Tuesday, April 19, 2011

Do We Need to Teach Gay and Lesbian History?

One of our radio stations, which I don't usually listen to, just had a commentator talking—negatively—about a bill in California to introduce the teaching of gay and lesbian history in that state's schools.

There was a phone number for listeners to call with comments. I didn't phone, for a variety of reasons, including my lack of confidence in my ability to organize my thoughts in anything like a persuasive manner while speaking. That plus—this needs to be mentioned--the fact that I stutter.

One of this guy's points was that history largely includes bad guys, like Hitler. So he said, "Okay, if you want to find a gay marauder to include. . . ."

But I thought he missed the point. History and other courses in our schools have been tilted and slanted to favor sort of a majority, history-gets-written-by-the-victors point of view: male, white, Euro-centric, and of course heterosexual. As just one example: We might learn about Jane Addams and Clara Barton. But there were lots of very fine woman painters. How many can you name? Possibly, at most, these three who are very well known: Georgia O'Keefe, Frieda Kahlo, and Mary Cassatt. And it's not a coincidence that two of those are pretty modern; earlier ones never got much attention.

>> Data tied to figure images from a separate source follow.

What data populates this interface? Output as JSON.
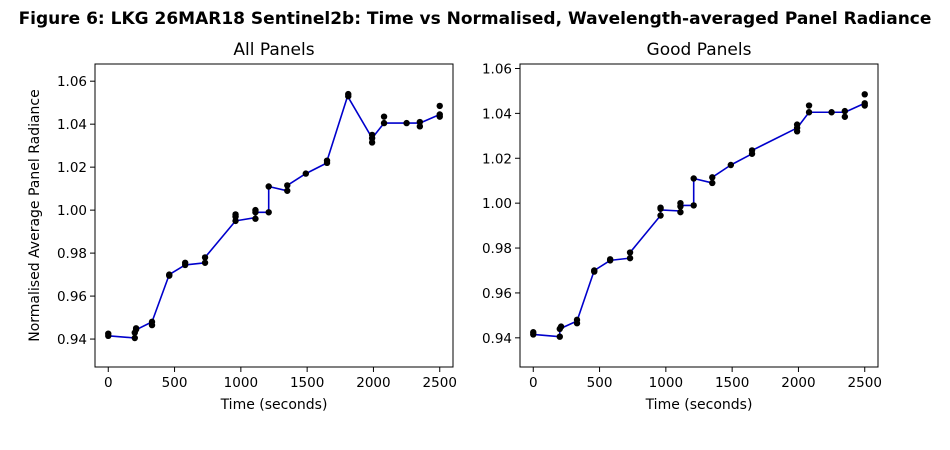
{
  "figure": {
    "title": "Figure 6: LKG 26MAR18  Sentinel2b: Time vs Normalised, Wavelength-averaged Panel Radiance"
  },
  "chart_data": [
    {
      "type": "line",
      "title": "All Panels",
      "xlabel": "Time (seconds)",
      "ylabel": "Normalised Average Panel Radiance",
      "xlim": [
        -100,
        2600
      ],
      "ylim": [
        0.927,
        1.068
      ],
      "xticks": [
        0,
        500,
        1000,
        1500,
        2000,
        2500
      ],
      "yticks": [
        0.94,
        0.96,
        0.98,
        1.0,
        1.02,
        1.04,
        1.06
      ],
      "yticklabels": [
        "0.94",
        "0.96",
        "0.98",
        "1.00",
        "1.02",
        "1.04",
        "1.06"
      ],
      "grid": false,
      "line_color": "#0000cc",
      "marker_color": "#000000",
      "series": [
        {
          "points": [
            [
              0,
              0.9415
            ],
            [
              0,
              0.9425
            ],
            [
              200,
              0.9405
            ],
            [
              200,
              0.943
            ],
            [
              210,
              0.9445
            ],
            [
              210,
              0.945
            ],
            [
              330,
              0.9465
            ],
            [
              330,
              0.948
            ],
            [
              460,
              0.9695
            ],
            [
              460,
              0.97
            ],
            [
              580,
              0.9745
            ],
            [
              580,
              0.9755
            ],
            [
              730,
              0.9755
            ],
            [
              730,
              0.978
            ],
            [
              960,
              0.995
            ],
            [
              960,
              0.997
            ],
            [
              960,
              0.998
            ],
            [
              1110,
              0.996
            ],
            [
              1110,
              0.999
            ],
            [
              1110,
              1.0
            ],
            [
              1210,
              0.999
            ],
            [
              1210,
              1.011
            ],
            [
              1350,
              1.009
            ],
            [
              1350,
              1.0115
            ],
            [
              1490,
              1.017
            ],
            [
              1650,
              1.022
            ],
            [
              1650,
              1.023
            ],
            [
              1810,
              1.053
            ],
            [
              1810,
              1.054
            ],
            [
              1990,
              1.0315
            ],
            [
              1990,
              1.0335
            ],
            [
              1990,
              1.035
            ],
            [
              2080,
              1.0405
            ],
            [
              2080,
              1.0435
            ],
            [
              2250,
              1.0405
            ],
            [
              2350,
              1.039
            ],
            [
              2350,
              1.041
            ],
            [
              2500,
              1.0435
            ],
            [
              2500,
              1.0445
            ],
            [
              2500,
              1.0485
            ]
          ],
          "line": [
            [
              0,
              0.9415
            ],
            [
              200,
              0.9405
            ],
            [
              200,
              0.944
            ],
            [
              330,
              0.948
            ],
            [
              460,
              0.97
            ],
            [
              580,
              0.9745
            ],
            [
              730,
              0.9755
            ],
            [
              730,
              0.978
            ],
            [
              960,
              0.995
            ],
            [
              1110,
              0.9965
            ],
            [
              1110,
              0.999
            ],
            [
              1210,
              0.999
            ],
            [
              1210,
              1.011
            ],
            [
              1350,
              1.009
            ],
            [
              1350,
              1.0115
            ],
            [
              1490,
              1.017
            ],
            [
              1650,
              1.022
            ],
            [
              1650,
              1.023
            ],
            [
              1810,
              1.054
            ],
            [
              1810,
              1.0525
            ],
            [
              1990,
              1.0335
            ],
            [
              2080,
              1.0405
            ],
            [
              2250,
              1.0405
            ],
            [
              2350,
              1.0405
            ],
            [
              2500,
              1.0445
            ]
          ]
        }
      ]
    },
    {
      "type": "line",
      "title": "Good Panels",
      "xlabel": "Time (seconds)",
      "ylabel": "",
      "xlim": [
        -100,
        2600
      ],
      "ylim": [
        0.927,
        1.062
      ],
      "xticks": [
        0,
        500,
        1000,
        1500,
        2000,
        2500
      ],
      "yticks": [
        0.94,
        0.96,
        0.98,
        1.0,
        1.02,
        1.04,
        1.06
      ],
      "yticklabels": [
        "0.94",
        "0.96",
        "0.98",
        "1.00",
        "1.02",
        "1.04",
        "1.06"
      ],
      "grid": false,
      "line_color": "#0000cc",
      "marker_color": "#000000",
      "series": [
        {
          "points": [
            [
              0,
              0.9415
            ],
            [
              0,
              0.9425
            ],
            [
              200,
              0.9405
            ],
            [
              200,
              0.944
            ],
            [
              210,
              0.945
            ],
            [
              330,
              0.9465
            ],
            [
              330,
              0.948
            ],
            [
              460,
              0.9695
            ],
            [
              460,
              0.97
            ],
            [
              580,
              0.9745
            ],
            [
              580,
              0.975
            ],
            [
              730,
              0.9755
            ],
            [
              730,
              0.978
            ],
            [
              960,
              0.9945
            ],
            [
              960,
              0.9975
            ],
            [
              960,
              0.998
            ],
            [
              1110,
              0.996
            ],
            [
              1110,
              0.9985
            ],
            [
              1110,
              1.0
            ],
            [
              1210,
              0.999
            ],
            [
              1210,
              1.011
            ],
            [
              1350,
              1.009
            ],
            [
              1350,
              1.0115
            ],
            [
              1490,
              1.017
            ],
            [
              1650,
              1.022
            ],
            [
              1650,
              1.0235
            ],
            [
              1990,
              1.032
            ],
            [
              1990,
              1.0335
            ],
            [
              1990,
              1.035
            ],
            [
              2080,
              1.0405
            ],
            [
              2080,
              1.0435
            ],
            [
              2250,
              1.0405
            ],
            [
              2350,
              1.0385
            ],
            [
              2350,
              1.041
            ],
            [
              2500,
              1.0435
            ],
            [
              2500,
              1.0445
            ],
            [
              2500,
              1.0485
            ]
          ],
          "line": [
            [
              0,
              0.9415
            ],
            [
              200,
              0.9405
            ],
            [
              200,
              0.944
            ],
            [
              330,
              0.9475
            ],
            [
              460,
              0.97
            ],
            [
              580,
              0.9745
            ],
            [
              730,
              0.9755
            ],
            [
              730,
              0.978
            ],
            [
              960,
              0.9945
            ],
            [
              960,
              0.997
            ],
            [
              1110,
              0.9965
            ],
            [
              1110,
              0.999
            ],
            [
              1210,
              0.999
            ],
            [
              1210,
              1.011
            ],
            [
              1350,
              1.009
            ],
            [
              1350,
              1.0115
            ],
            [
              1490,
              1.017
            ],
            [
              1650,
              1.022
            ],
            [
              1650,
              1.0235
            ],
            [
              1990,
              1.0335
            ],
            [
              2080,
              1.0405
            ],
            [
              2250,
              1.0405
            ],
            [
              2350,
              1.0405
            ],
            [
              2500,
              1.0445
            ]
          ]
        }
      ]
    }
  ]
}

In the last few decades women and African-Americans have become vocal in pointing out how their contributions have often been overlooked or downplayed. It's a similar story with the contributions of countries and civilizations outside of those which, for several hundred years, have conventionally been thought to be in the path of the transmission of civilization from East to West. In other words, it's been Mesopotamia and Egypt, then Greece, Rome, Europe, and the U.S.

As just one little example of how wrong this is: It's been found that bronze smelting and casting was done very early in Vietnam. Is Vietnam and its contributions to world civilization included in our history?

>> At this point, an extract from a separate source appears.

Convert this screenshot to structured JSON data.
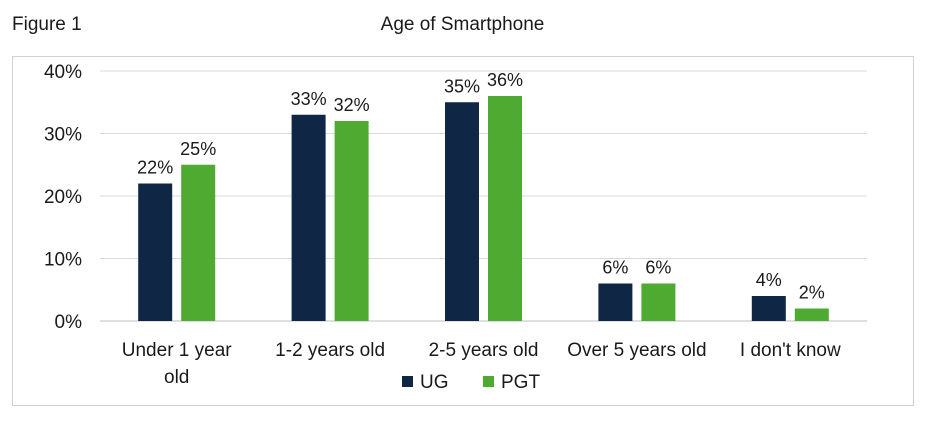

Now, as to gay and lesbian people: In many fields there have been contributions by people who were gay or lesbian. Leonardo, Oscar Wilde, Walt Whitman, E.M. Forster, Noel Coward, Tennessee Williams, and so many more. Their sexual orientation has usually been very deliberately omitted from discussion when these people are discussed in our schools. Forster was not free to publish a homoerotic novel he'd written. Whitman was forced to change the pronouns in his poetry, changing them from talking about love of males to females. When history is thus "cleaned up" or sanitized for consumption by our students, not only is an injustice done but we find ourselves in the business of dispensing half-truths which are masquerading as truths.

So it's just a case of how far we feel we need to go to redress the balance. In a way it's the same issue as with affirmative action: Do minorities who have been overlooked, suppressed, discriminated against, now need special emphasis or consideration? They would not, if they had been getting a fair shake all along. And, your answer to that question might just reveal what your prejudices are.